I was checking out the list of pope names by frequency on Wikipedia in search of minutia to defend my assertion that Pope Francis was the first new Pope name a long time and noticed that there were two popes named Pelagius (I and II) but there's also a Pelagian heresy that predates their pontificate.

So, why Pelagius? Or didn't the Popes think that hard about their names back then?

  • That really is strange, and rather keen of you to notice. I hope someone can dig up a reason for why they didn't become John III and John V like their predecessor, but I suspect that sort of record has been lost to time.
    – Alypius
    Mar 17, 2013 at 6:40
  • There is definitely something fishy about choosing a name like that. Jan 25, 2016 at 6:20

2 Answers 2


That's interesting! Catholics tend to avoid using heretical names. In fact, I believe that it's in canon law that baptismal names cannot be the names of heretics, and that it is the priest's duty to prevent such a name from being used. So it is very strange that any pope would the name of a known heretic.

So why do we have two popes with the name of a heretic, and a very recent one, at that? Perhaps it is because Pelagius of the heresy himself might have denied important aspects of that heresy:

This theological theory is named after Pelagius, although he denied, at least at some point in his life, many of the doctrines associated with his name. (Wikipedia)

Still it is strange, because the name would still have been associated with the heresy. So let's look further. From Wikipedia:

Beginning in the sixth century, some popes adopted a new name upon their accession to the papacy; this became customary in the 10th century, and every pope since the 16th century has done so. [...] During the first centuries of the church, the bishops of Rome continued to use their baptismal names after their elections. The custom of choosing a new name began in AD 533 with the election of Mercurius.

It is because "Pelagius" is the original name of both popes! 1

  • Mercurius becomes Pope John II in 533 (first change)
  • Pelagius becomes Pope Pelagius I in 556
  • Pelagius becomes Pope Pelagius II in 579
  • Practice becomes customary circa 1000

It's still a question exactly why neither chose to follow the example set by Mercurius (named after the Roman god Mercury), but I suppose the practice was only taking root around that time.

1: This is not certain, but seems very probable: the name-changes of other popes around that time are well-recorded but no change is recorded for either of these popes, and I can find no record of either Pelagius being called by a different name before becoming pope.

  • Do you actually mean heretical names or names associated with heresy?
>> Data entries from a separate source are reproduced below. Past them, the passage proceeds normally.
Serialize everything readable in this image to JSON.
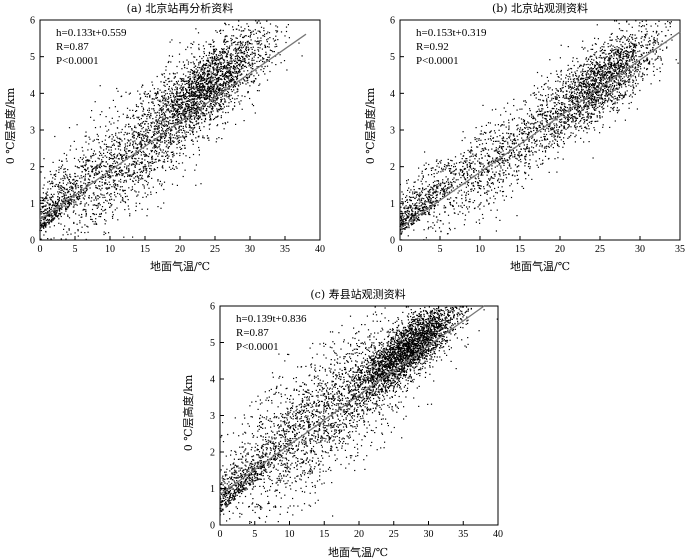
{
  "chart_data": [
    {
      "type": "scatter",
      "title": "(a) 北京站再分析资料",
      "xlabel": "地面气温/℃",
      "ylabel": "0 ℃层高度/km",
      "xlim": [
        0,
        40
      ],
      "ylim": [
        0,
        6
      ],
      "xticks": [
        0,
        5,
        10,
        15,
        20,
        25,
        30,
        35,
        40
      ],
      "yticks": [
        0,
        1,
        2,
        3,
        4,
        5,
        6
      ],
      "grid": false,
      "annotations": [
        "h=0.133t+0.559",
        "R=0.87",
        "P<0.0001"
      ],
      "fit": {
        "slope": 0.133,
        "intercept": 0.559,
        "x_range": [
          0,
          38
        ]
      },
      "clusters": [
        {
          "cx": 24,
          "cy": 4.2,
          "sx": 4.5,
          "sy": 0.5,
          "n": 2200
        },
        {
          "cx": 13,
          "cy": 2.3,
          "sx": 6.5,
          "sy": 0.8,
          "n": 1500
        }
      ]
    },
    {
      "type": "scatter",
      "title": "(b) 北京站观测资料",
      "xlabel": "地面气温/℃",
      "ylabel": "0 ℃层高度/km",
      "xlim": [
        0,
        35
      ],
      "ylim": [
        0,
        6
      ],
      "xticks": [
        0,
        5,
        10,
        15,
        20,
        25,
        30,
        35
      ],
      "yticks": [
        0,
        1,
        2,
        3,
        4,
        5,
        6
      ],
      "grid": false,
      "annotations": [
        "h=0.153t+0.319",
        "R=0.92",
        "P<0.0001"
      ],
      "fit": {
        "slope": 0.153,
        "intercept": 0.319,
        "x_range": [
          0,
          35
        ]
      },
      "clusters": [
        {
          "cx": 25,
          "cy": 4.3,
          "sx": 3.8,
          "sy": 0.5,
          "n": 1900
        },
        {
          "cx": 12,
          "cy": 2.2,
          "sx": 6.0,
          "sy": 0.6,
          "n": 1100
        }
      ]
    },
    {
      "type": "scatter",
      "title": "(c) 寿县站观测资料",
      "xlabel": "地面气温/℃",
      "ylabel": "0 ℃层高度/km",
      "xlim": [
        0,
        40
      ],
      "ylim": [
        0,
        6
      ],
      "xticks": [
        0,
        5,
        10,
        15,
        20,
        25,
        30,
        35,
        40
      ],
      "yticks": [
        0,
        1,
        2,
        3,
        4,
        5,
        6
      ],
      "grid": false,
      "annotations": [
        "h=0.139t+0.836",
        "R=0.87",
        "P<0.0001"
      ],
      "fit": {
        "slope": 0.139,
        "intercept": 0.836,
        "x_range": [
          0,
          38
        ]
      },
      "clusters": [
        {
          "cx": 27,
          "cy": 4.8,
          "sx": 4.0,
          "sy": 0.4,
          "n": 2800
        },
        {
          "cx": 14,
          "cy": 2.9,
          "sx": 7.0,
          "sy": 0.9,
          "n": 2000
        }
      ]
    }
  ]
}
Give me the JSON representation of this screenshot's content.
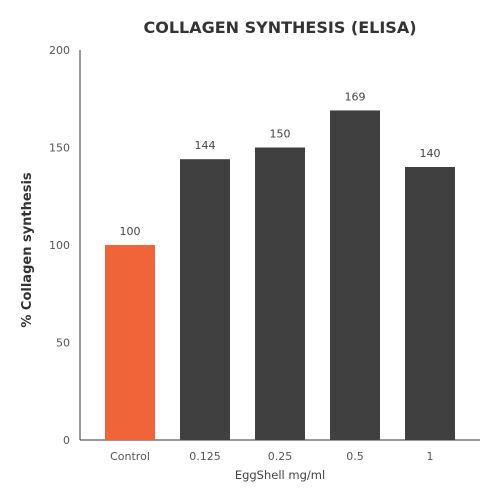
{
  "chart_data": {
    "type": "bar",
    "title": "COLLAGEN SYNTHESIS (ELISA)",
    "xlabel": "EggShell mg/ml",
    "ylabel": "% Collagen synthesis",
    "categories": [
      "Control",
      "0.125",
      "0.25",
      "0.5",
      "1"
    ],
    "values": [
      100,
      144,
      150,
      169,
      140
    ],
    "data_labels": [
      "100",
      "144",
      "150",
      "169",
      "140"
    ],
    "ylim": [
      0,
      200
    ],
    "yticks": [
      0,
      50,
      100,
      150,
      200
    ],
    "grid": false,
    "bar_colors": [
      "#f0643a",
      "#404040",
      "#404040",
      "#404040",
      "#404040"
    ]
  }
}
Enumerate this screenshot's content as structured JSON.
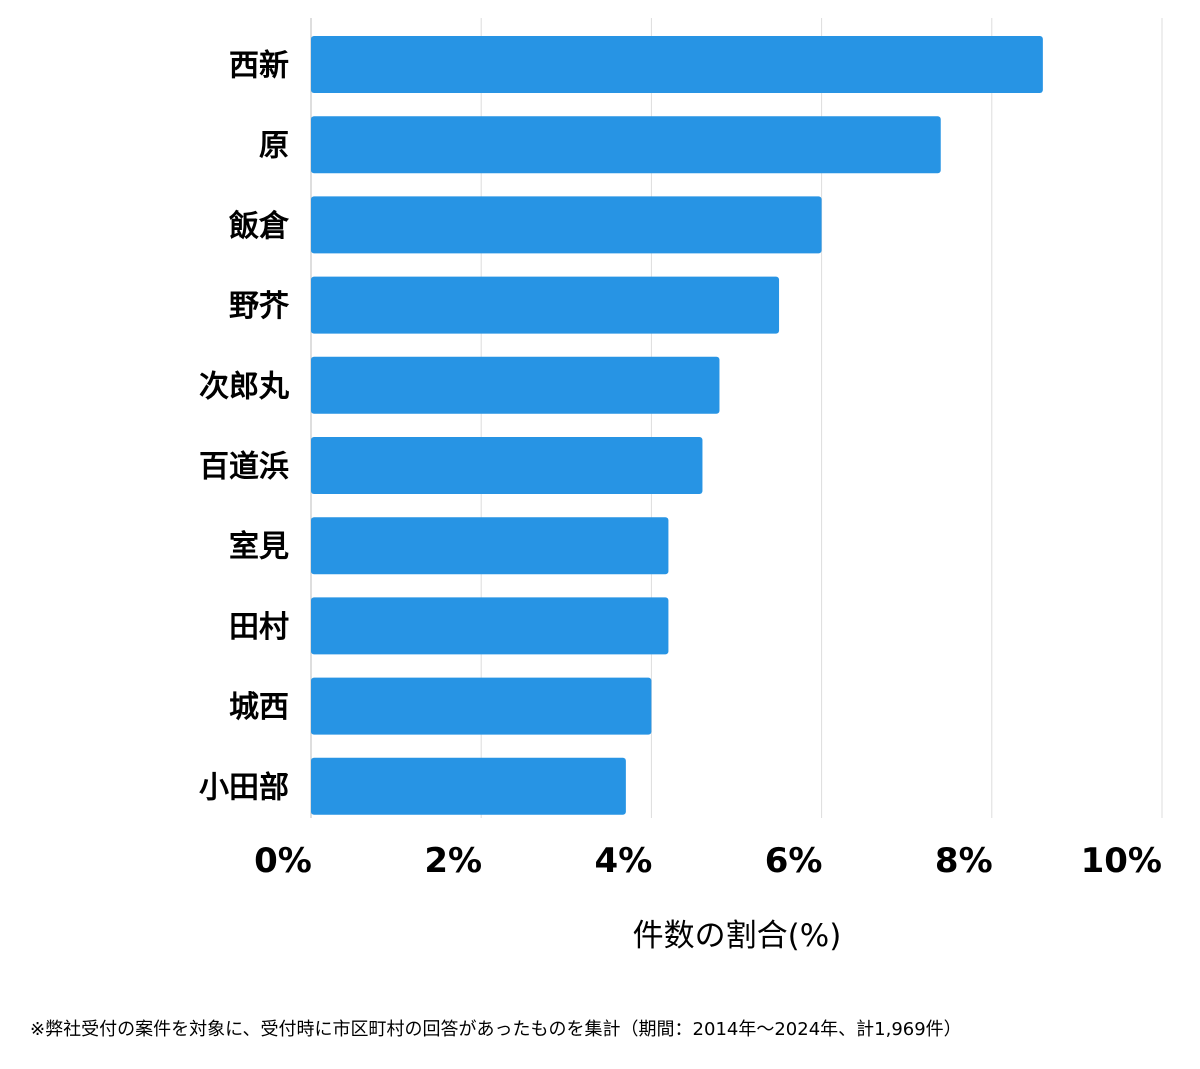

The first part of your post implies that names themselves are heretical because a known heretic was called such.
    – fгedsbend
    Mar 17, 2013 at 6:15
  • I did dig a little deeper and there are some early church saints named "Pelagia". It might be like saying you can't name yourself Pope Damien after St. Damien because of "the omen".
    – Peter Turner
    Mar 17, 2013 at 18:32

Perhaps this can help with an answer to your question if I have understood it correctly.

If Pope John II (532-535) was the first pope to change his name, it was due to the fact that his given name Mercury was that of a pagan Roman god and thus he was trying to avoid a scandal.

The pope Pelagius I (566-561) and Pope Pelagius II (579-590), on the other hand, both kept their given names which did not seem to either Pontiff to be a source of scandal considering the fact that the Church had just went through the Pelagian Heresy a century before! This heresy is named after its original heretic Pelagius (c.360-418).

Another way of looking at this is ask ourselves a rather simple question. For example: Should a pope change his given name if it were Apollinaris in light of the Apollinarism Heresy?

Yet the Church has both a St. Apollinaris (1st or 2nd Century) who predates Apollinarism and a St. Pelagius (912-984), who postdates Pelagianism.

There seems to be a distinction between the names of pagan gods and those of heretics. A close look at a list of Christian heresies shows us that several of the instigators of certain heresies had Christian names in one form or another. Even the names of Anti-Popes have not deterred the popes from using a particular papal name.